While I’m not a logistics expert, I was able to suggest a system for them to use as well as connect them with several companies that could help them implement the hardware and software systems required.  While volunteer assignments are to be fairly self-contained, the scope of the system they desire is well beyond any volunteer’s abilities.  Thus, the project can only move forward by hiring a company who specializes in this area.  I intend to continue participating in this project as time progresses, if for no other reason than to facilitate its success.  If the OCFCU adopts my recommendation, I think they’ll see a huge gain in efficiency and cost savings over time.
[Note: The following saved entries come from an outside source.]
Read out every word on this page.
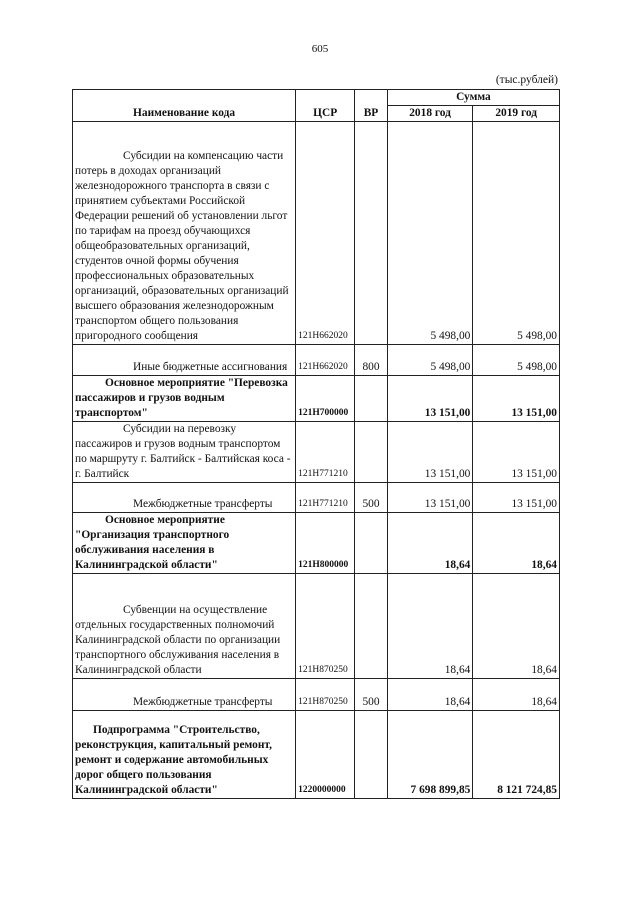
605
(тыс.рублей)
Наименование кода	ЦСР	ВР	Сумма	
			2018 год	2019 год

Субсидии на компенсацию части потерь в доходах организаций железнодорожного транспорта в связи с принятием субъектами Российской Федерации решений об установлении льгот по тарифам на проезд обучающихся общеобразовательных организаций, студентов очной формы обучения профессиональных образовательных организаций, образовательных организаций высшего образования железнодорожным транспортом общего пользования пригородного сообщения	121Н662020		5 498,00	5 498,00

Иные бюджетные ассигнования	121Н662020	800	5 498,00	5 498,00

Основное мероприятие "Перевозка пассажиров и грузов водным транспортом"	121Н700000		13 151,00	13 151,00

Субсидии на перевозку пассажиров и грузов водным транспортом по маршруту г. Балтийск - Балтийская коса - г. Балтийск	121Н771210		13 151,00	13 151,00

Межбюджетные трансферты	121Н771210	500	13 151,00	13 151,00

Основное мероприятие "Организация транспортного обслуживания населения в Калининградской области"	121Н800000		18,64	18,64

Субвенции на осуществление отдельных государственных полномочий Калининградской области по организации транспортного обслуживания населения в Калининградской области	121Н870250		18,64	18,64

Межбюджетные трансферты	121Н870250	500	18,64	18,64

Подпрограмма "Строительство, реконструкция, капитальный ремонт, ремонт и содержание автомобильных дорог общего пользования Калининградской области"	1220000000		7 698 899,85	8 121 724,85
My work with the quality department was a little less successful, unfortunately.  I did get the opportunity to cup with one of their cuppers a few times but otherwise, it seems they didn’t prepare for my arrival too well and were unable to squeeze me into their schedule.

Cupping in the OCFCU cupping lab

Cupping in the OCFCU cupping lab

While rarely overtly stated, part of being a volunteer in a foreign country is to learn about the culture of that country and bring back that experience to the U.S.  While I could write a lot about the food, the National Museum of Ethiopia (I saw Lucy!), and even a bit about daily cultural practices, I’m not going to.  Instead, I’m going to write about coffee (duh!) in Ethiopia.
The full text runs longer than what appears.